Não há dúvidas de que a nanotecnologia revolucionará muitas ciências.
A catástrofe ambiental não é diretamente proporcional a falta de tecnologia para resolvê-la, mas uma equação que envolve o número de seres viventes nessa biosfera e todas as suas implicações energéticas. Não me lembro com exatidão do número, mas uma criança inglesa até os 2 anos de idade, gera uma quantidade de gás carbônico 2.000 (estou diminuindo o número) vezes maior do que uma criança africana durante toda a sua vida posterior! A quantidade de energia para lhe suprir de fraldas é muito grande, pois depende de processamento de vários materiais.
Nos requisitamos muita energia, mas nem sequer percebemos!
Das 3 toneladas de fezes de cada um, durante nossa existência (632.000 toneladas/dia); das 8 vacas que comemos durante toda a vida; dos 1.500 frangos; 15 porcos; dos 250 litros de água/dia para uso pessoal (7.200 m³ pela vida inteira); das inúmeras toneladas de urina geradas ( 40 mil litros/vida); da imensa quantidade de gás de cozinha, luz elétrica e muita energia para produzir todo o plástico, aço, alumínio, fibras, metais, tijolos, cimento, ferro, vidro, cobre, latão, borracha, asfalto, ouro, mercúrio, prata, platina, manganês, cromo, níquel, molibdênio, soda cáustica, ácido sulfúrico, nítrico, fosfórico, acético, alcoóis, óleos, gasolina, querosene, diesel, além de todas as formas de vida vegetais como os hortifrutigranjeiros, ovos, e toda a sorte de animais, criaturas e vermes que reastejam sobre os interiores da água, terra e até mesmo o ar, nem posso calcular o número exato em MegaWatts para tranformação disso tudo em produto final próprio para consumo!
Essa imensa quantidade de energia é incalculável e apesar de 15% da população mundial usar 50% da energia disponível, a tendência é que o consumo cresça numa escala geométrica.

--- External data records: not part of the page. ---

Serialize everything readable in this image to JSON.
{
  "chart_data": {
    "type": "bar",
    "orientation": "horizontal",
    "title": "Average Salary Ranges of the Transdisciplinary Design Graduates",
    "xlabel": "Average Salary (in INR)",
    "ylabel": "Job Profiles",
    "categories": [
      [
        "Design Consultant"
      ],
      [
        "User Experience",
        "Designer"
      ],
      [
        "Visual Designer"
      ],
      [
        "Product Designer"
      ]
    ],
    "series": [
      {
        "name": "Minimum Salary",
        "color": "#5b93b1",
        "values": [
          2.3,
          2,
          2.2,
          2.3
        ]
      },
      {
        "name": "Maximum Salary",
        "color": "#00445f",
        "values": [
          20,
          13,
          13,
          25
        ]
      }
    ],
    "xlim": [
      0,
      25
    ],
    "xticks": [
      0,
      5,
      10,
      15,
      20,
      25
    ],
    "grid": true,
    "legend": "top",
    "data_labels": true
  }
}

O Neo Malthusianos crêem que a produção agrícola irá estancar pela ação de pragas oriundas dos desequilíbrios ecológicos e mudanças climáticas severas que devem diminuir seus crescimentos pela metade! Isso vai adiantar o ponto crítico, onde gente versus alimentos, serão inversamente proporcionais.
A indústria exige cada vez mais energia e cada homem que nasce, consome mais energia do que seu antecessor.
As fontes de energia opcionais que devem ser implantadas doravante, ainda demorarão um bom tempo para se consolidarem. Os recursos hídricos deverãos se esgotar em breve, restam as energias solar, eólica, geotérmica, porém, ainda excessivamente caras para se constituirem em maioria.
O único caminho é o controle de natalidade total. Ninguém mais terá o direito de se reproduzir a torto e a direito, pois isso fere o direito dos demais. Cada criança a menos hoje, implica em menos milhões de toneladas de lixos, dejetos, consumo de materiais, água, alimentos nesse século!
Vamos parar já, a fim de não precisar passar por esse processo por força!